Getting back to what will help with herniated disc relief and healing, you can find many of the top solutions by subscribing to the free LosetheBackPain.com e-newsletter using the subscribe button in the upper right corner of this page. You’ll learn about safe and effective options, including:

  • Far-infrared heat: A far-infrared heating pad penetrates deeper than skin level, reaching the tissues and muscle underneath. This not only gives you relief from back pain and sciatica caused by herniated discs, it actually improves circulation to the area to fight inflammation and promote healing by bringing in needed nutrients.
  • Proteolytic enzymes: When you have a herniated disc, your body sends prostaglandins in to cause pain and inflammation. This signals your body to take it easy and provides a mechanism for healing to take place. But your body also needs proteolytic enzymes to shut down the inflammation process and clean up excess fibrin, or internal scar tissue, created during the healing process.
  • Inversion therapy: The effects are deceivingly simple: by hanging upside down, you increase the space between your vertebrae, relaxing the pressure on your discs, ligaments and nerve roots. Increasing intra-vertebral space means reducing pressure on the nerve roots, which means less back pain and less likelihood of nerve root damage. When you oscillate up and down on an inversion table, it creates a pumping action for the fluids around your spinal discs. This forces waste out and draws in fluid around your discs, helping to realign your spine when used in the long term.
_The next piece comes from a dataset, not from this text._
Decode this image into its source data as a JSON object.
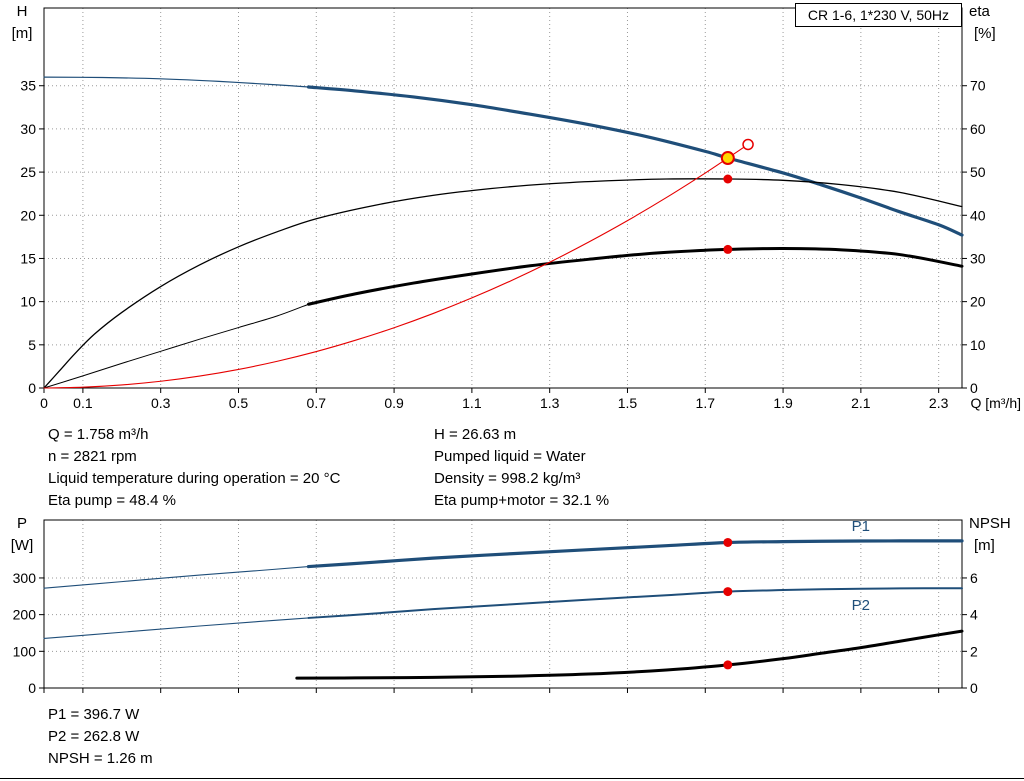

Of course, you can’t forget the basics to healing any condition: proper nutrition and hydration.

The inner material of your spinal discs are made of roughly 70% water, so drinking water regularly throughout the day is important. Likewise, a varied diet rich in fruits, vegetables, healthy fats and proteins will give your body the nutrients it needs to repair herniated discs, injuries, and plain old daily wear-and-tear. If your diet needs some added support, a natural high-grade multivitamin supplement can help fill in the gaps.

Is Your Back Pain Due to a Herniated Disc?

It’s important to point out that just as you can have a herniated disc without symptoms, you can have low back pain that is not due to a herniated disc.

The only way to tell for sure whether you really have a herniated disc or not is by having an MRI, which can cost upwards of hundreds or even thousands of dollars. This may or may not be worth it, as whether you have a herniated disc or another back problem such as Facet Joint Syndrome or Sacroiliac Joint Dysfunction, the underlying causes are often the same — and therefore so are the most effective treatments. Before spending thousands of dollars unnecessarily, try correcting your muscle imbalances while supplying your body with natural enzymes, heat, targeted exercises and decompression strategies (like inversion therapy) to relieve pain while supporting the healing process.

You may find that not only do your pain and other symptoms disappear, but your back grows stronger and more flexible with each passing day.